I am investigating more about the data and I am skepical about the credibility for some of the figures, for example:
Brondesbury - Brighton: 18 (I am really surprised that, if this is true, there are so few people living in North London who fancy a seaside trip - I have done this a number of times on a West Hampstead - Brighton ticket when the Thameslink core is closed)
Cricklewood - Caledonian Road & Barnsbury: 25
Cricklewood - Heathrow T5: 4 / Heathrow T2&3: 7 (I know this is pre-Elizabeth line, but wasn't the fastest way back then to take the Thameslink to St Pancras then Express from Paddington)
Cricklewood - Southampton Central: 7
Cricklewood - Hackney Downs: 11 (Did really everyone used Hackney Central even on the days North London Line was closed)

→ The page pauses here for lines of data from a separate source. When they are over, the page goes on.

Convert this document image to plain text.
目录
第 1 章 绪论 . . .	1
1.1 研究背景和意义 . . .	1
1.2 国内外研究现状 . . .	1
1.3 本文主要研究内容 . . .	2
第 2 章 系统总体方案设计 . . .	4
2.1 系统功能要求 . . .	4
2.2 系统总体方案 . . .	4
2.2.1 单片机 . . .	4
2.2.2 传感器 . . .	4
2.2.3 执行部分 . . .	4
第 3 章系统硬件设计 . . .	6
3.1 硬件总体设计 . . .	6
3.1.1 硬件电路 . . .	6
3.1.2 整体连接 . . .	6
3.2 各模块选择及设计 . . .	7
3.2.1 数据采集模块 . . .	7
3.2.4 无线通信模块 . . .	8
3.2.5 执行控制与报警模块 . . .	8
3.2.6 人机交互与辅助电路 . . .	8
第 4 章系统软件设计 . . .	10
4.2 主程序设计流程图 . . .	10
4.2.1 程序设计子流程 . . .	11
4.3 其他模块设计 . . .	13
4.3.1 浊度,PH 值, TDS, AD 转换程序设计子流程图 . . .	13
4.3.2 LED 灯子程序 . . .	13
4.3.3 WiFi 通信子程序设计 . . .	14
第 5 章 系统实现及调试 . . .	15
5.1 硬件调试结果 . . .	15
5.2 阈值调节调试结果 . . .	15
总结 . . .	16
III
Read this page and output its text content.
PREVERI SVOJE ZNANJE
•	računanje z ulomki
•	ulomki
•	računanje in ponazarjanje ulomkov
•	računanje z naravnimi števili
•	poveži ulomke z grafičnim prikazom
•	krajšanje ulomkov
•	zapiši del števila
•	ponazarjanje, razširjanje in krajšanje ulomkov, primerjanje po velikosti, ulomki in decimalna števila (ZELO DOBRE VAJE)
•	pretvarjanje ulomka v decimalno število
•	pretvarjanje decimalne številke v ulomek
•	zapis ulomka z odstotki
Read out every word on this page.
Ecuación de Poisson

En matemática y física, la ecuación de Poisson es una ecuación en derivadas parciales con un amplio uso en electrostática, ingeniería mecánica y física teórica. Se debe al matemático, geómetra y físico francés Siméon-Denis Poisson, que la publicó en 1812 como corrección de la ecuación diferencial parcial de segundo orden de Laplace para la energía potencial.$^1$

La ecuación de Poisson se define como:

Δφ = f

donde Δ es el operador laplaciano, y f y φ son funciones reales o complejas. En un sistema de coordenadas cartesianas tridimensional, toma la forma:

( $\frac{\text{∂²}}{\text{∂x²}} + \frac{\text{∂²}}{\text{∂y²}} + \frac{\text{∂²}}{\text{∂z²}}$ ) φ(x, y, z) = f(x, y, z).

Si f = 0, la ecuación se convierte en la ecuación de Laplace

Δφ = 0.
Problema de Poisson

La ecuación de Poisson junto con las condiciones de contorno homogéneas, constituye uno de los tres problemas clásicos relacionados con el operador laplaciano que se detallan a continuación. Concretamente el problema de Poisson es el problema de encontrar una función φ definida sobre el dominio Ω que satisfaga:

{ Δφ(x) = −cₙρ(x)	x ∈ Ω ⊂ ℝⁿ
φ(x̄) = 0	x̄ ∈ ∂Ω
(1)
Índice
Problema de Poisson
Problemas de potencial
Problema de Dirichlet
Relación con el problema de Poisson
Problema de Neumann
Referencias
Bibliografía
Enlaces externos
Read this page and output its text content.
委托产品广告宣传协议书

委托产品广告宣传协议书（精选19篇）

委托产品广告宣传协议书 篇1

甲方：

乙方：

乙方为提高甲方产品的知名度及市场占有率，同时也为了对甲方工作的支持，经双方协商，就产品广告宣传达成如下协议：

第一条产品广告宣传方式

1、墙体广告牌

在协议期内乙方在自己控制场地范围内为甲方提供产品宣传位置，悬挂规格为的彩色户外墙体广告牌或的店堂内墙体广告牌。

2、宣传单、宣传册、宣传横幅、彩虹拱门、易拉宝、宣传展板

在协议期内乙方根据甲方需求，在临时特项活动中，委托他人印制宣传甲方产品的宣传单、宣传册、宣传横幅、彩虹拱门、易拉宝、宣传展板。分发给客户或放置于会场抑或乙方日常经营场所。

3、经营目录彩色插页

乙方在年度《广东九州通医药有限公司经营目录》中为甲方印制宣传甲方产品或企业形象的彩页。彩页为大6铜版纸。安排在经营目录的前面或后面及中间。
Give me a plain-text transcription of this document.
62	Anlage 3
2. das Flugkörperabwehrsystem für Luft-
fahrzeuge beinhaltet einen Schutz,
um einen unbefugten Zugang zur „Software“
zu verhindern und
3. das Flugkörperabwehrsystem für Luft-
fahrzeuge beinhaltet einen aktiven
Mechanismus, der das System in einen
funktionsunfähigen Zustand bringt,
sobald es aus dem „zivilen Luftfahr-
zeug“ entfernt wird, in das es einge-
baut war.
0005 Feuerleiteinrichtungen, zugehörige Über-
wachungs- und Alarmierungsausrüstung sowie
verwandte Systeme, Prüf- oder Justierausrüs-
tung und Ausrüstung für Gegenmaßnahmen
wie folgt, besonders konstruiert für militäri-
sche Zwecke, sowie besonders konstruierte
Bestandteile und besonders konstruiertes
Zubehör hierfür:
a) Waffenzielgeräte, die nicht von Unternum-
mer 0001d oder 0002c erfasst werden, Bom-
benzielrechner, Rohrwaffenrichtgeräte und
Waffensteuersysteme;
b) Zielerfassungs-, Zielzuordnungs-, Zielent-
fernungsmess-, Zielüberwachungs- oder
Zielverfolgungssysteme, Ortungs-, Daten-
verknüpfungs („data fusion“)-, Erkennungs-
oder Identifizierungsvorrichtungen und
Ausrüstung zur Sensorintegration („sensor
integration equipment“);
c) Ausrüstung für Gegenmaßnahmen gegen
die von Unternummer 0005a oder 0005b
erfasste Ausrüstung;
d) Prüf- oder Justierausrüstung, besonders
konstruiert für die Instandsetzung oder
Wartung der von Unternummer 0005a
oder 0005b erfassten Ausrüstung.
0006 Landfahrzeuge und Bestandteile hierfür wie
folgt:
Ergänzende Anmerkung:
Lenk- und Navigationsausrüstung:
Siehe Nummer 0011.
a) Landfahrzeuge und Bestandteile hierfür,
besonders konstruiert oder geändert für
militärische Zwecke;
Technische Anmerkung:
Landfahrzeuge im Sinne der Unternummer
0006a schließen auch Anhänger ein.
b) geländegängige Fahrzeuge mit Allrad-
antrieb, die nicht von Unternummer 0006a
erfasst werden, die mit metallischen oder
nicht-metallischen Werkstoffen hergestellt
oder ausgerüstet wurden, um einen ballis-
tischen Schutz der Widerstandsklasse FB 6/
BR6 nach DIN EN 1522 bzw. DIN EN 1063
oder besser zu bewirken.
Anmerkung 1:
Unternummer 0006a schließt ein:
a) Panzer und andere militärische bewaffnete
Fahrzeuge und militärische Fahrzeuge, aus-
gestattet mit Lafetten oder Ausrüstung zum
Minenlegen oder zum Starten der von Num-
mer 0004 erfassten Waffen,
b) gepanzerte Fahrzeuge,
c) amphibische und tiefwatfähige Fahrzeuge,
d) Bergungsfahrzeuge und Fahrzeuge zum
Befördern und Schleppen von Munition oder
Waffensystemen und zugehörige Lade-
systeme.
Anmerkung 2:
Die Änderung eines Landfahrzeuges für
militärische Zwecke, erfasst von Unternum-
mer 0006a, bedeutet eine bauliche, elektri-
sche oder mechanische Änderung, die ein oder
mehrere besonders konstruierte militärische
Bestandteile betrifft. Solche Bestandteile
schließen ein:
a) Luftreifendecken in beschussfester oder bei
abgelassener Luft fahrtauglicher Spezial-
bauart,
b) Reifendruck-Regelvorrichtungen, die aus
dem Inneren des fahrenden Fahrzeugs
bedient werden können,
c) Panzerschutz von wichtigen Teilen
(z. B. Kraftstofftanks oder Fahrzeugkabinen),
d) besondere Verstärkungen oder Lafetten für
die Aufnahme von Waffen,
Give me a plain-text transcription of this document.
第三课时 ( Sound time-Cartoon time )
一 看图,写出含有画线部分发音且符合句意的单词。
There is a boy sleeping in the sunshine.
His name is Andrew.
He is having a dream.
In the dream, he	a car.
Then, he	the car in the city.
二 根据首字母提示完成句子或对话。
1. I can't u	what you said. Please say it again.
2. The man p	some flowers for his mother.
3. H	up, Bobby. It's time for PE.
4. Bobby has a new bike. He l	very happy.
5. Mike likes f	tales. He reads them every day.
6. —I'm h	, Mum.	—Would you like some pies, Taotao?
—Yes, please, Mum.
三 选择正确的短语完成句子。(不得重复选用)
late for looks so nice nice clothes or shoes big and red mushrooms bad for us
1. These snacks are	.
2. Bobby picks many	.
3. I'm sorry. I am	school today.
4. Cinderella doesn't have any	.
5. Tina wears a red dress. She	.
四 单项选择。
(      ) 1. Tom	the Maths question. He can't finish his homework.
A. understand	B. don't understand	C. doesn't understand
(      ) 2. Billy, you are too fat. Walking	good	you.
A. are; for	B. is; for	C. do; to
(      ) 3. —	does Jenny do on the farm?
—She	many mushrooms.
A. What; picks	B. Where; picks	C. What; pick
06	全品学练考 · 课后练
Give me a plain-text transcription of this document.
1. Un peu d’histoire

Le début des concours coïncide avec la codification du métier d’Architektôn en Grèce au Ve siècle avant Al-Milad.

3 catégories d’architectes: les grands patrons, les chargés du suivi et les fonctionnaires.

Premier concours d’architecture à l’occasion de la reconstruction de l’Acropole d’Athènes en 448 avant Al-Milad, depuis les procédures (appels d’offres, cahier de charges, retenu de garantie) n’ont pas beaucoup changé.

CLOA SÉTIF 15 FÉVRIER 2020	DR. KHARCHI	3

Cricklewood - Stratford International: 12 (I also did this a number of times, this was pre-Elizabeth line and the simple change at St Pancras trumps all other methods by speed)
Farringdon - Folkestone West / Sandwich / Ramsgate: 2 (are you really serious that no one commutes between these Kent towns and Farringdon transferring at St Pancras?!)
London Bridge - London Road (Guildford): 7 (does really no one live near that suburban station commute to the City by changing at Waterloo?)
Gospel Oak - Southampton Central: 15
Gospel Oak - Haywards Heath: 18
Gospel Oak - Reading: 19
West Hampstead - Milton Keynes: 10
You are putting too much faith in the ODM actually being people origins and destinations, they are the origin and destination of each ticket leg with some imposed system logic and some dodgy allocations.
"London Bridge - London Road (Guildford)" Waterloo - London Road (Guildford) and walk/tube from Waterloo is more likely for the average users given Waterloo East - Waterloo interchange time and walking time to London Bridge station.
The allocations will undercount Farringdon from the "London XXX" station pools, one would hope to see big improvements in this years data as it obviously hasn't been refreshed for Thameslink Programme completing. DfT and Steer need to do some serious analysis here on the "London XXX" tickets pools.
The questionable imposed logic screwed up the Crossrail journeys as it was still breaking every Crossrail journey at Paddington in the passenger numbers releases and inflating Crossrail journey numbers despite
Greater use of split ticketing is going to really break the matrix.
Given how heavily TfL-branded the overground is, I suspect it wouldn’t occur to many passengers to buy a through ticket; passengers using Oyster for the overground leg then an NR ticket to Brighton would register as separate journeys.
Agreed
I suspect similar logic applies to a lot of these, though I’m not familiar enough with London railway geography to be sure off hand.
It does.
There are lots of issues related to the O-D matrix due to the way ticket sales are or are not captured. The allocation of tickets sold to London Terminals between each of the actual stations is to some extent based on modelling not on what actually happens. The use of zonal tickets and even worse free concessionary passes in London and some other PTE areas again means lots of assumptions on the number of trips between individual stations. Some of the examples you give above may also relate to people using contactless tickets to get to a main line station and then buying a ticket from there to say Brigton and Heathrow.
Given that this data was previously treated as a state secret I'm just grateful it has now been published warts and all.
Some of the modelling is decades old and there may still be plenty of BR era assumption for train that haven't existed for decades.
For example in mentioned the King's Cross – Sheffield (188,481) example from the previous page to a seasoned industry expert who has been involved designing what became Oyster and also with Project Oval and who was one of the people who forced the last big set of ORR data improvements in ~2011 (improvements but lots of warts remaining), their comment was
"oh **** the Sheffield Pullmans* via Retford are still assumed to run" * including the
Master Cutler which hadn't run on that route since 1968. Alternatively KingCross St Pancras station tube might be causing some data issues with St Pancras data flows.
It appears there are lots of assumptions from the previous big data improvement exercise in 2002-03 still in the system and plenty from before that too.
There should be a lot fewer warts in this years release. Significant staff turnover in ORR's stats department appears to have brought through new people willing to sort issues be willing
I imagine the vast majority of these sorts of examples are explained by people using Oyster or contactless PAYG (or holding Travelcards) for the 'local' journey within London and then buying onward tickets from London Terminals.
Agreed, but things will start to change with Crossrail in this coming release and Oval in 2 years' times release. It also takes a while for people to adjust ticket buying habits.
As has also been mentioned on numerous previous occasions, your travel habits are very different to those of the average person; just because these are the sorts of journeys you do regularly, that's not necessarily going to result in significant numbers of journeys in the statistics.